Tony Estanguet, vice-président de la commission des athlètes du CIO, et Jean-Christophe Rolland, président de la fédération internationale d’aviron, ont, depuis, rejoint Guy Drut au sein de l’instance. Le premier, figure de la candidature Paris 2024, doit prochainement prendre la présidence du comité d’organisation de l’événement.

« Il y a un grand ménage à faire »

Président de l’Union cycliste internationale depuis septembre 2017, David Lappartient est devenu, avec M. Rolland pour l’aviron, l’un des deux présidents français d’une fédération olympique. Soumis au devoir de neutralité inhérent à sa fonction, celui qui est aussi maire (Les Républicains) de Sarzeau, dans le Morbihan, ne cache pas l’influence diplomatique dont jouissent les dirigeants des instances internationales : « Mon passeport reste français : en accédant à ce poste, je deviens un outil au service de notre diplomatie. Sans avoir à prendre parti politiquement ni se rendre coupable de conflit d’intérêts, je peux faire passer des messages [de personnalités françaises] lorsque je rencontre des dirigeants étrangers, des chefs d’Etats. »
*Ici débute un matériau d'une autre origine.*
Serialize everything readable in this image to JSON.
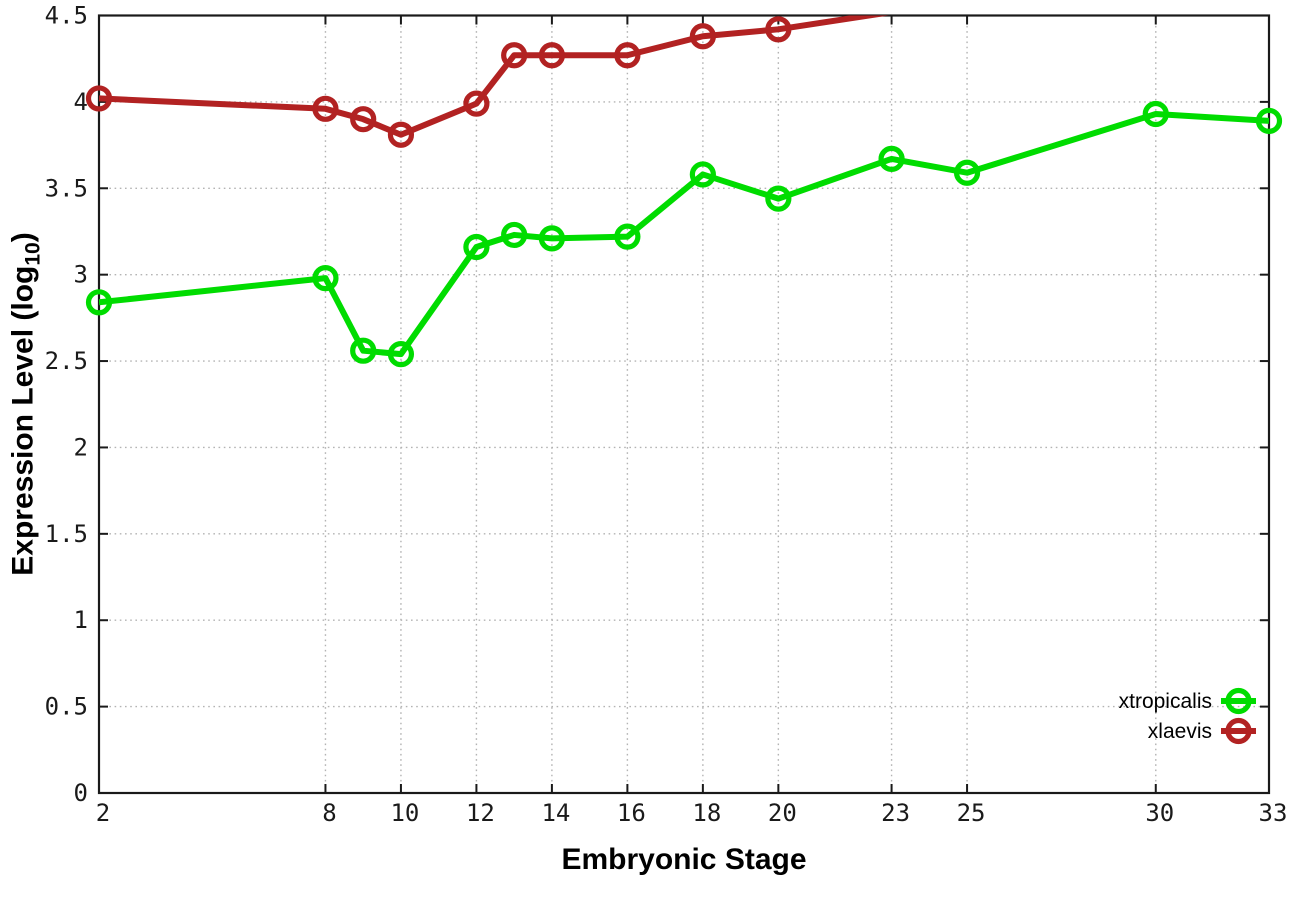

Si le Breton reconnaît que ses compatriotes ont longtemps souffert du « French bashing » et d’une « réputation de donneurs de leçon », David Lappartient se réjouit de voir la France devenir, selon lui, une « synthèse, une passerelle entre les mondes anglo-saxon, asiatique, russe et arabe ».

Après les soupçons de corruption émaillant la désignation de grandes compétitions (Rio 2016, Tokyo 2020, Coupe du monde de football 2014, au Brésil, et 2022, au Qatar), les dernières campagnes semblent privilégier des pays « traditionnels » du paysage sportif, disposant déjà d’infrastructures modernes et d’une assise financière réputée pérenne. Une reconfiguration bienvenue pour la France, dont les dossiers vantent maîtrise budgétaire et absence d’« éléphants blancs » – bâtiments construits pour les JO puis tombés depuis en décrépitude, comme à Athènes ou Rio.

« Il y a un grand ménage à faire après les scandales à répétition, préconise Valérie Fourneyron. Les dernières désignations privilégient des acteurs qui ne font pas du sport le seul levier de leur influence dans le monde [Paris 2024, Los Angeles 2028]. On revient à la raison. » Avec un budget prévisionnel de 6,6 milliards d’euros, Paris 2024 tentera de faire mentir la « malédiction du vainqueur » et l’explosion des dépenses constatée lors des derniers JO.